Build saga crash recovery: resumed build can't complete after coordinator restart (registry-DNS race + stale deploy lock)
Found while manually testing saga crash recovery on toys (MIR-951).
The saga state recovery works: SIGKILL the coordinator mid-build, and on auto-restart the executor recovers the in-flight build-from-tar saga from etcd and resumes the build-image action from staged source (StreamRegistry), with no client attached (the client had already errored out with timeout: no recent network activity). But the resumed build fails to complete, for two reasons:
1. Registry-DNS race on resume
The recovered build resumes before in-cluster DNS is ready, so the image push to cluster.local:5000 fails with:
failed to push cluster.local:5000/<app>:... dial tcp: lookup cluster.local on 127.0.0.53:53: no such host
The saga retries build-image ~6× within ~1s (too fast to let DNS come up), then fails and rolls back.

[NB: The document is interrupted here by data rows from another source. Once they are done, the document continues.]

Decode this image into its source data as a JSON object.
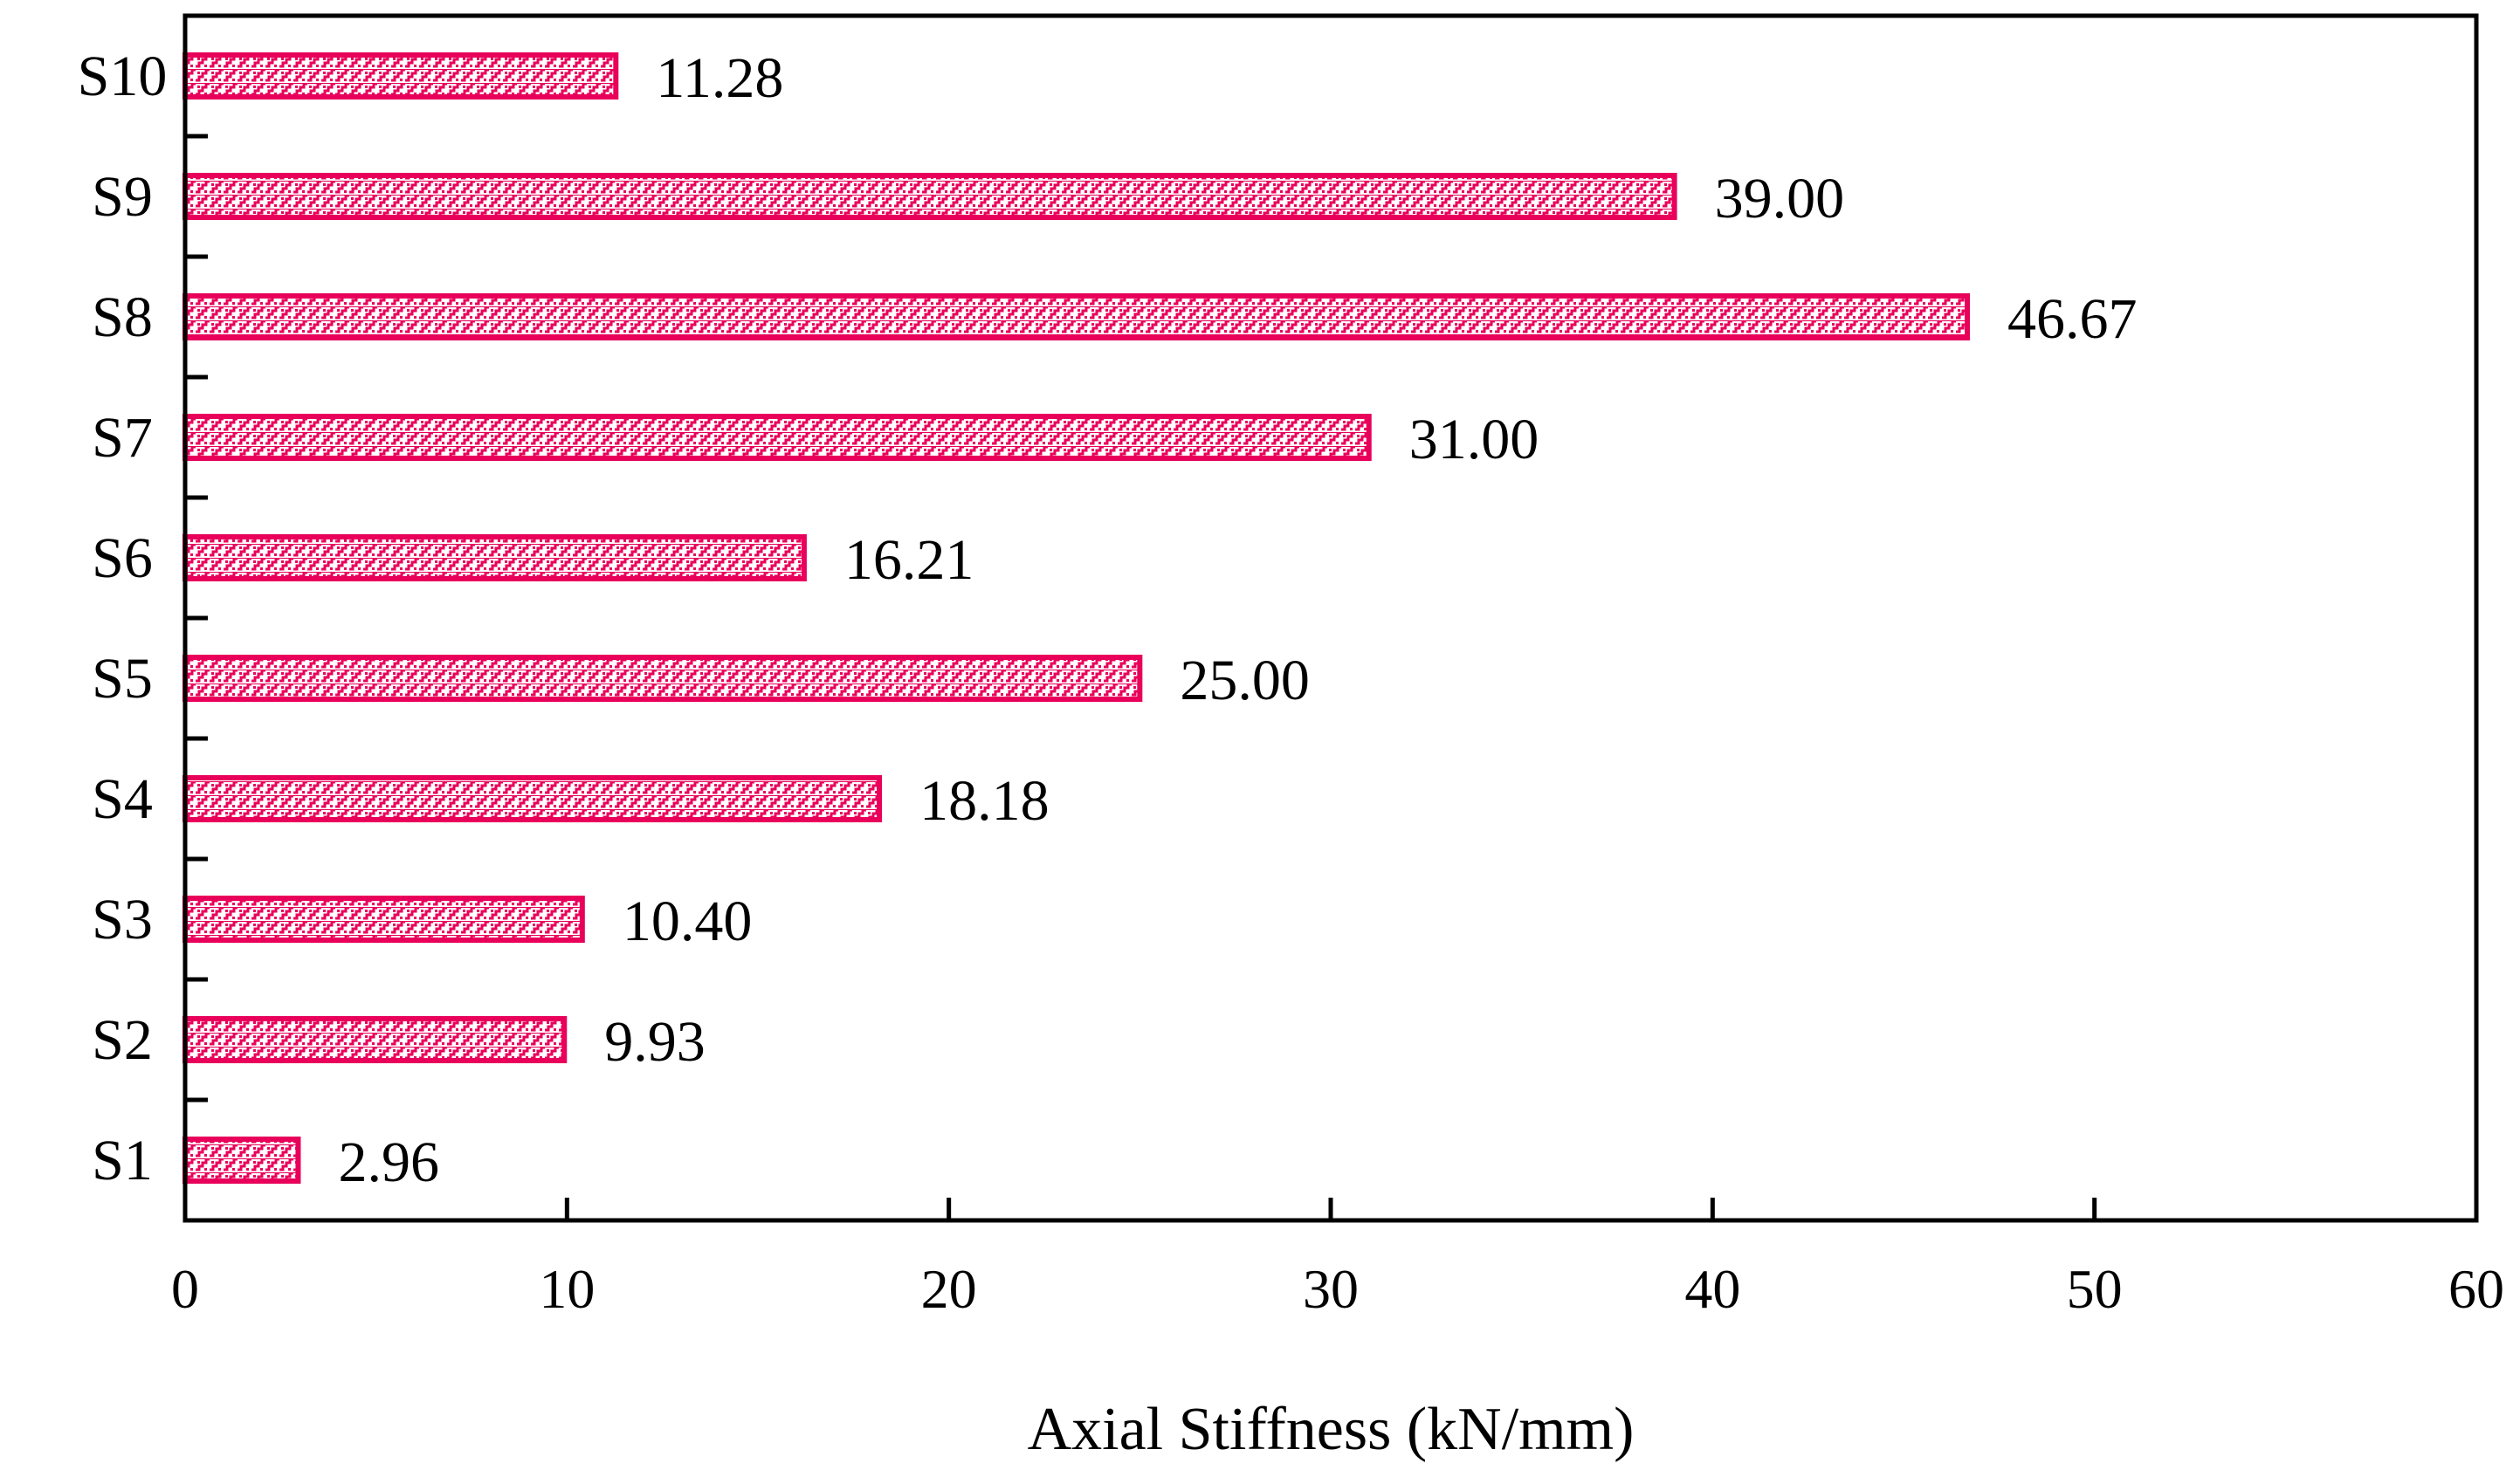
{
  "chart_data": {
    "type": "bar",
    "orientation": "horizontal",
    "categories": [
      "S1",
      "S2",
      "S3",
      "S4",
      "S5",
      "S6",
      "S7",
      "S8",
      "S9",
      "S10"
    ],
    "values": [
      2.96,
      9.93,
      10.4,
      18.18,
      25.0,
      16.21,
      31.0,
      46.67,
      39.0,
      11.28
    ],
    "value_labels": [
      "2.96",
      "9.93",
      "10.40",
      "18.18",
      "25.00",
      "16.21",
      "31.00",
      "46.67",
      "39.00",
      "11.28"
    ],
    "xlabel": "Axial Stiffness (kN/mm)",
    "ylabel": "",
    "title": "",
    "xlim": [
      0,
      60
    ],
    "xticks": [
      0,
      10,
      20,
      30,
      40,
      50,
      60
    ],
    "grid": false,
    "bar_color": "#e8005a",
    "bar_pattern": "hatched"
  }
}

A fresh deploy minutes later pushes fine, confirming it's a transient post-restart ordering gap, not a broken registry. Recovered builds should wait for the cluster registry to be reachable (readiness gate or real backoff) rather than exhausting fast retries.
2. Stale deployment lock
The crashed deploy leaves a deployment lock on the app; redeploying under the same name is then blocked (ERROR: deployment blocked by lock). The lock should be reconciled/released on recovery (or carry a TTL).
Repro
Deploy with [build] onbuild = ["sleep 180"] to get a build window, sudo systemctl kill -s SIGKILL miren.service on the coordinator mid-build, observe auto-restart + saga recovery (recovering saga ... status: running → executing action ... build-image), then the push failure loop and the leftover lock.
Impact
Saga crash recovery resumes correctly, but a recovered build does not yet finish, so the durability win isn't fully realized for builds. No orphan state is left (clean rollback; cluster healthy afterward). Relevant to trusting crash recovery before wider rollout.